Der Stresstest der Netzbetreiber war zum Ergebnis gekommen, dass „stundenweise krisenhafte Situationen im Stromsystem“ im bevorstehenden Winter zwar unwahrscheinlich seien, „aktuell aber nicht vollständig ausgeschlossen werden können“. Unter bestimmten Umständen könnten sich Risiken bündeln.

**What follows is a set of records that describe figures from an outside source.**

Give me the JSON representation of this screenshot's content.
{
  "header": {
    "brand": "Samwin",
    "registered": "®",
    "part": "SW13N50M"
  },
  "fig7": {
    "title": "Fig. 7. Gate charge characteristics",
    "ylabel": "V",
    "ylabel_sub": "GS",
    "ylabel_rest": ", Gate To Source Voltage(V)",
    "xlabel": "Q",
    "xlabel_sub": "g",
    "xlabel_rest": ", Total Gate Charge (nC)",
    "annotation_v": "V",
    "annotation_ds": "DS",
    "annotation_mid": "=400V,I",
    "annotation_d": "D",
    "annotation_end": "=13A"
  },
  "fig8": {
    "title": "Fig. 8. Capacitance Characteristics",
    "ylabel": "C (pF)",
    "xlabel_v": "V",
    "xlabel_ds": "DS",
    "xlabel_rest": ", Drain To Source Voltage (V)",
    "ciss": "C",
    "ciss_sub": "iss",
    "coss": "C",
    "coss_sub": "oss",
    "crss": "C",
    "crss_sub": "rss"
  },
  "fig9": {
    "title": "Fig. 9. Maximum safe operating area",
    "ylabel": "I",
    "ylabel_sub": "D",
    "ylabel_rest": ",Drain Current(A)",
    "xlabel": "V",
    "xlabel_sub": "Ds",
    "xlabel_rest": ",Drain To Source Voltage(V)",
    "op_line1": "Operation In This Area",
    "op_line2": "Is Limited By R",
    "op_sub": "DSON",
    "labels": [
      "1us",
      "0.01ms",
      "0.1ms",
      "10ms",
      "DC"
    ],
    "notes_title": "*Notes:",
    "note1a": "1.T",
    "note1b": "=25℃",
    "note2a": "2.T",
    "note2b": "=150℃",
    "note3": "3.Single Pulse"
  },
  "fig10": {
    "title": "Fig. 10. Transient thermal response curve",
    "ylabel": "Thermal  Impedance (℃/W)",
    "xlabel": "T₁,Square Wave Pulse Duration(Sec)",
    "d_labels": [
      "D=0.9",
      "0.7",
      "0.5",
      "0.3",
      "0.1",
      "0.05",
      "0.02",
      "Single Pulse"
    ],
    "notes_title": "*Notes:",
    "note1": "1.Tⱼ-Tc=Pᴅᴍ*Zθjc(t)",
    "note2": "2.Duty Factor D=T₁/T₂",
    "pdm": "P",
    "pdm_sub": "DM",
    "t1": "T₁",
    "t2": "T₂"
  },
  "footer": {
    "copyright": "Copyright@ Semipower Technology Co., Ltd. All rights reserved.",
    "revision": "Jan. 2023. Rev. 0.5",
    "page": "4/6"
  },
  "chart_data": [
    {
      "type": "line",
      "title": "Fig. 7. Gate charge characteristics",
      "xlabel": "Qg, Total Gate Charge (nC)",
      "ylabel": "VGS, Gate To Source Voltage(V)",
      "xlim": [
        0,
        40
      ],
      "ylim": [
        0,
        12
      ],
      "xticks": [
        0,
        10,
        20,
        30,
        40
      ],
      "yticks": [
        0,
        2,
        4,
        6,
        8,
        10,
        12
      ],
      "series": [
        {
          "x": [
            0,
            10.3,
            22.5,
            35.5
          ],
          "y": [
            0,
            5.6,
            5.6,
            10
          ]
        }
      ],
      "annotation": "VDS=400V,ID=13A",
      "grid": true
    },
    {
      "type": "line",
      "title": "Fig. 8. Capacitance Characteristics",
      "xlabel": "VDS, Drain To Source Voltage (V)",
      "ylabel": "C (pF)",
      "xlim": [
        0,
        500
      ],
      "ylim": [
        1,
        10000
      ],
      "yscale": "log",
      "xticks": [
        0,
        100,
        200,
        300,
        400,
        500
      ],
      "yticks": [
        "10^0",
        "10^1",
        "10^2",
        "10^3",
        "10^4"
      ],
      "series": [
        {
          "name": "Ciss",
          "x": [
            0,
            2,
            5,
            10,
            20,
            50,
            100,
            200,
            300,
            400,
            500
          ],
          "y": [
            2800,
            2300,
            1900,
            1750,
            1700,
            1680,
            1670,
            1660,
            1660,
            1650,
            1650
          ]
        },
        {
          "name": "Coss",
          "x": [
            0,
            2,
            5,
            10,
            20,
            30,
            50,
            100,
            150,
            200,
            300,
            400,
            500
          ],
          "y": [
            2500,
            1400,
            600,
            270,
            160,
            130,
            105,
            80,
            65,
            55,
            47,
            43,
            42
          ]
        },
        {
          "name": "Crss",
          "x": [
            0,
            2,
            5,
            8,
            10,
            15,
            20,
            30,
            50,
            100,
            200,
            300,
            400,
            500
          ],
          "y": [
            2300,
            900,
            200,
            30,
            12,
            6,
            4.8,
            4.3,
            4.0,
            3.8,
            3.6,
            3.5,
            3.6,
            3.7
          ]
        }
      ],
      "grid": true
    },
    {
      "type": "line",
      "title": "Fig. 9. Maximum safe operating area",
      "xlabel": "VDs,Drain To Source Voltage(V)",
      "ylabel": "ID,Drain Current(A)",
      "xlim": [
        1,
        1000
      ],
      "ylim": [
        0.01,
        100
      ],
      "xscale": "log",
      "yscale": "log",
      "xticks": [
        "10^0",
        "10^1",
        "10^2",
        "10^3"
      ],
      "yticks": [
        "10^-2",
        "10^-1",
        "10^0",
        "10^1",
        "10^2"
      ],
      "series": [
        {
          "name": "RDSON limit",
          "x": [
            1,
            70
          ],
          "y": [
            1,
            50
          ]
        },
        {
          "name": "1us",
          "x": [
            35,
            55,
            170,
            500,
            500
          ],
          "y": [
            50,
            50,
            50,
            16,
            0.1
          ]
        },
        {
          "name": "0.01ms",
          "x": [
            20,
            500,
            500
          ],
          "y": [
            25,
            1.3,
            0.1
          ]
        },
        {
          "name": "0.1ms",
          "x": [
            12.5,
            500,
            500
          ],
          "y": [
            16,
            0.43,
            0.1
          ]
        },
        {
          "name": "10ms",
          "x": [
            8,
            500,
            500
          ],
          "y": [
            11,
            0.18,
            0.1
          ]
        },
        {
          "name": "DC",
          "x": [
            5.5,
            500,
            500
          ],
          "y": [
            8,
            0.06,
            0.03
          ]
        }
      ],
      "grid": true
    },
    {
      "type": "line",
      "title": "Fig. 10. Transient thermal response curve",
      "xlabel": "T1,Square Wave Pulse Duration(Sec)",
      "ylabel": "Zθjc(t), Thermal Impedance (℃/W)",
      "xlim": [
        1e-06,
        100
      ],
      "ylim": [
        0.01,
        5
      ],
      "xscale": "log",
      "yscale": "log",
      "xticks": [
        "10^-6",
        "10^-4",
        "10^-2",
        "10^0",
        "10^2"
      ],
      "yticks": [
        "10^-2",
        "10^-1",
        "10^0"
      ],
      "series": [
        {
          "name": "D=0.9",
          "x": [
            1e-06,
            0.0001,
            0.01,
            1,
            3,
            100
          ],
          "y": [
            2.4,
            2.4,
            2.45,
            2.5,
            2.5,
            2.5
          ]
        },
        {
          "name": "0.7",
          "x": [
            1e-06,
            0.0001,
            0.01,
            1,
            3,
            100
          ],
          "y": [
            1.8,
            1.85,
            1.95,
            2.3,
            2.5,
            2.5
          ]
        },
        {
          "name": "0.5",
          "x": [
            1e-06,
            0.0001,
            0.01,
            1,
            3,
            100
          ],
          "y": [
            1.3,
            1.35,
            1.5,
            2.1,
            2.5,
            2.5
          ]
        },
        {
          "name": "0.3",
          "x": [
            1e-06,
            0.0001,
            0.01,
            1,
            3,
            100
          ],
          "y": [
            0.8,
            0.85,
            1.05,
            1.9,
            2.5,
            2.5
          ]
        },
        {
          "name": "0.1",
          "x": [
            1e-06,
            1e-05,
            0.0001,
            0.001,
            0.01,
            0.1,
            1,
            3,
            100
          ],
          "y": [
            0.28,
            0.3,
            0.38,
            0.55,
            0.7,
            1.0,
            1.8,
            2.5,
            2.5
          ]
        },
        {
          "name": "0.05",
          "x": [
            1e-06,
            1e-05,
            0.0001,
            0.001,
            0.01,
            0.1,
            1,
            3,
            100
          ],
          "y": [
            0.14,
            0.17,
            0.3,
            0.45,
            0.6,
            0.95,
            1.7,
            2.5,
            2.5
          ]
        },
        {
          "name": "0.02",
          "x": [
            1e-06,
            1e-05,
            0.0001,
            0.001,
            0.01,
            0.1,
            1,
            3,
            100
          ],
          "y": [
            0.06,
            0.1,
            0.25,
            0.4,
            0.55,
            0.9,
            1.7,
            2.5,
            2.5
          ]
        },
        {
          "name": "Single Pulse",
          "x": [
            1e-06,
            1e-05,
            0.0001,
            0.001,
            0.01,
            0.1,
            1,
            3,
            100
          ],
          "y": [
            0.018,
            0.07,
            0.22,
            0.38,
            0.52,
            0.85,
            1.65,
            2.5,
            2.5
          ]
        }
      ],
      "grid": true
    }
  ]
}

Robert Habeck will zwei AKW als Notreserve behalten
Der Bundeswirtschaftsminister öffnet die Tür für einen zeitweisen Weiterbetrieb von zwei Atomkraftwerken - im Notfall.
© Quelle: dpa
Wie erzeugt ein Atomkraftwerk Strom?
Nun stellen sich zwei grundlegende Fragen: Kann man einmal abgeschaltete AKW unproblematisch wieder ans Netz anschließen? Und wie lange dauert das überhaupt? Um das beantworten zu können, muss man erst mal verstehen, wie ein Atomkraftwerk überhaupt funktioniert.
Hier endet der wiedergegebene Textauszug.